A Financial Revolution 


December 17, 2005
The Power of a DRIP

A little over a decade ago I made my first foray into investing in individual stocks. Those first investments were made through dividend reinvestment plans (DRIPs). A number of companies offer these plans to their shareholders. As the name implies, dividends paid by the company are automatically reinvested in more shares of the company's stock. Some companies even provide a discount on the new shares.

Many of the plans also offer investors the opportunity to purchase additional shares directly at no-cost or for minimal fees. This was the perfect tool for my entry into the investor class. It allowed me to put an extra $100 a month into the stocks, much like I did with my mutual funds.

After reading Peter Lynch's One Up on Wall Street, I decided to follow his instructions and focus on what I knew. In 1995 with $2,000 in my pocket, I purchased stock in Home Depot (HD) and my local gas company - Piedmont Natural Gas (PNY) - through their DRIPs. Both turned out to be very good investment not only because of price appreciation, but also because of the DRIP. Take PNY as an example: not only did the stock pay a 9% dividend at the time I purchased it, PNY offered a 5% discount on all shares purchased with reinvested dividends! An investment of $1,000 in PNY's DRIP in January 1996 would be worth $6,793 today, nearly $1,800 more than if dividends were not reinvested (see table.)

The non-DRIP results don't include the potential return from the dividends, but the table offers a sense of the power of DRIPs.

There is another benefit of this approach: the reinvested dividends buy more shares that then earn dividends. That initial $1,000 investment would now generate $253 in dividends a year (vs. $144 w/out reinvestment.)
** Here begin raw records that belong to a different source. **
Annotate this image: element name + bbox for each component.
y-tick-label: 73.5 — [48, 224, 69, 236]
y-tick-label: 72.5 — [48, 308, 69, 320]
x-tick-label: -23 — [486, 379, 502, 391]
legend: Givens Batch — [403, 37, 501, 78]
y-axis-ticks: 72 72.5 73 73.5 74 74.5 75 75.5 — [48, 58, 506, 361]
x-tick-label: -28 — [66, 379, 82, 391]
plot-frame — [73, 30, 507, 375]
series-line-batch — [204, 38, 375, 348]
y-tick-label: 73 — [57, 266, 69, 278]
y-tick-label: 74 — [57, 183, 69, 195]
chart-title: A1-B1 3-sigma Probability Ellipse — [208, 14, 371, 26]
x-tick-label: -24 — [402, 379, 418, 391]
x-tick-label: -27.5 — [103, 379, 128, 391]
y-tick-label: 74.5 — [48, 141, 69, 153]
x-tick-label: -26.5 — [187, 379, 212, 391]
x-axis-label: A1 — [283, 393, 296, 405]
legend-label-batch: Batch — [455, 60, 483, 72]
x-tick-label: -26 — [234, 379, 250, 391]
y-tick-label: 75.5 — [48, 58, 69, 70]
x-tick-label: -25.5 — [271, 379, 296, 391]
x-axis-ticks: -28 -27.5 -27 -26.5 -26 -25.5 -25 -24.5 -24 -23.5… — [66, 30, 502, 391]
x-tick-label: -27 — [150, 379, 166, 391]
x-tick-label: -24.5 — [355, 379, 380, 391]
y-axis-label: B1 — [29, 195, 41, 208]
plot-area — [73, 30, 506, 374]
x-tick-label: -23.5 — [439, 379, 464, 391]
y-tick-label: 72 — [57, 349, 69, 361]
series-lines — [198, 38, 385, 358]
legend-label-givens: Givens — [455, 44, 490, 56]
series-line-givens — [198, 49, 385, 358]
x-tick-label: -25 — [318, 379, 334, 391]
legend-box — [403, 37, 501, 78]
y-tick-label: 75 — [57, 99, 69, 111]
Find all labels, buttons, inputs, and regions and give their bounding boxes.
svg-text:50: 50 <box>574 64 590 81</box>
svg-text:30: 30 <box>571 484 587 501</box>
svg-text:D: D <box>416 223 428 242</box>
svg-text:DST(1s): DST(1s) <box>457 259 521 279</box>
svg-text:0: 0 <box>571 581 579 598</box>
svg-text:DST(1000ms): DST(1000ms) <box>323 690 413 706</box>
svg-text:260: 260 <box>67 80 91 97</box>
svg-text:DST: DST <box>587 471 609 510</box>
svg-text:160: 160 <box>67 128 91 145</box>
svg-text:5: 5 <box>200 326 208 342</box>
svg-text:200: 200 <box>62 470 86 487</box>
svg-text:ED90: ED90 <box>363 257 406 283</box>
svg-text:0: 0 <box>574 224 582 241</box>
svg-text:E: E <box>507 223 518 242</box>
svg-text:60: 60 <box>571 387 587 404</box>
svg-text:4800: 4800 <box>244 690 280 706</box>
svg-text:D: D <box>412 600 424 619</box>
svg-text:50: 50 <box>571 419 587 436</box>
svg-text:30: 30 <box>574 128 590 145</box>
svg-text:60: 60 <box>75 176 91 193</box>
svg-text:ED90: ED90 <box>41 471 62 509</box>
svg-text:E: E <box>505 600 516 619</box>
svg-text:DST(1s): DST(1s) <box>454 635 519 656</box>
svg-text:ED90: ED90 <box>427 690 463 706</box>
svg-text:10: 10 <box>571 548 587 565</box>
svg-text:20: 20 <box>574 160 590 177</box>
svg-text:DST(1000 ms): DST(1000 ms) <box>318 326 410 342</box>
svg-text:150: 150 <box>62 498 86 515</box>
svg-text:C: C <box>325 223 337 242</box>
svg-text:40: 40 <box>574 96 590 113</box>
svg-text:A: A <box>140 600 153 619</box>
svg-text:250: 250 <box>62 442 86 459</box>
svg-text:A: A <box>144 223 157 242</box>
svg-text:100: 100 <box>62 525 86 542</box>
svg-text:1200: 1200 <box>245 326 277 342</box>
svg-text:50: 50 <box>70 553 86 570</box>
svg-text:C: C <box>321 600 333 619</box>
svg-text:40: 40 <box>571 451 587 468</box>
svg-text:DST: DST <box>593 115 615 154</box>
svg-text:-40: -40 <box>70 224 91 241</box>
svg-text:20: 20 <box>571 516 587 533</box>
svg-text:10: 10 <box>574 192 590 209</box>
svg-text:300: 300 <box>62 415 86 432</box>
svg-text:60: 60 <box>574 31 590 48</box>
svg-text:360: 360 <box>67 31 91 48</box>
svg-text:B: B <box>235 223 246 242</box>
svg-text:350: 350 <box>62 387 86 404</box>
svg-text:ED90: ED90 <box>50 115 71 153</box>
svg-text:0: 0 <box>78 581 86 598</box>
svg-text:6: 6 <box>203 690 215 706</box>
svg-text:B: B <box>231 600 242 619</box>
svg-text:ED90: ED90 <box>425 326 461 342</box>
Home Depot on the other hand had only a 0.5% yield. As a result, $1,000 invested in HD's DRIP in January 1996 would now be worth $4,508, only $62 more than if if dividends were not reinvested in the stock.

The lesson I learned is that DRIPs, especially those from companies that pay a decent dividend, are a great way to get started investing in individual companies. As an added bonus, it's a great way to save on brokerage fees if you invest a relatively small amount on a regular basis.

A couple years after making those first investments (and landing a job!), I graduated to a full-fledged brokerage account and forgot about the power of DRIPs. Recently, however, I noticed that my brokerage will automatically reinvest dividends in any common stock at no cost. I called the next morning and enrolled. Now I just need to wait for the next dividend season!

Additional Resources

Categories: [Dividends] [Investing]



2 Comments:
Anonymous Diffus said...

DRIPs are great in theory, and in many cases, in practice. I can think of two potential problems. Both, however, can be obviated by keeping detailed and accurate recprds of all DRIP acquisitions.

First, you need to be sure and keep excellent records so that, when the shares are disposed of, you have can determine your cost basis accurately for tax purposes.

Second, unless you have accurate records, if your stock splits or spins off, you're in for a doozy of a time figuring out what you have left and how much you paid for it.

Computerization and Internet access make these less of an issue now, but I and my mother were in AT&T's DRIP for many, many years. During that time, AT&T spun off several subsidiaries, and, not having kept detailed records, my mother and I had absolutely no idea of what the cost basis of either the spun-off shares or of our remaining AT&T investments were.

12/21/2005 9:04 PM  

Blogger Jeremy said...

Thanks Diffus. Those are excellent points. I used MS Money to keep track of my DRIPs and it was pretty simple. The only complexity I encountered, however, was an occasional split.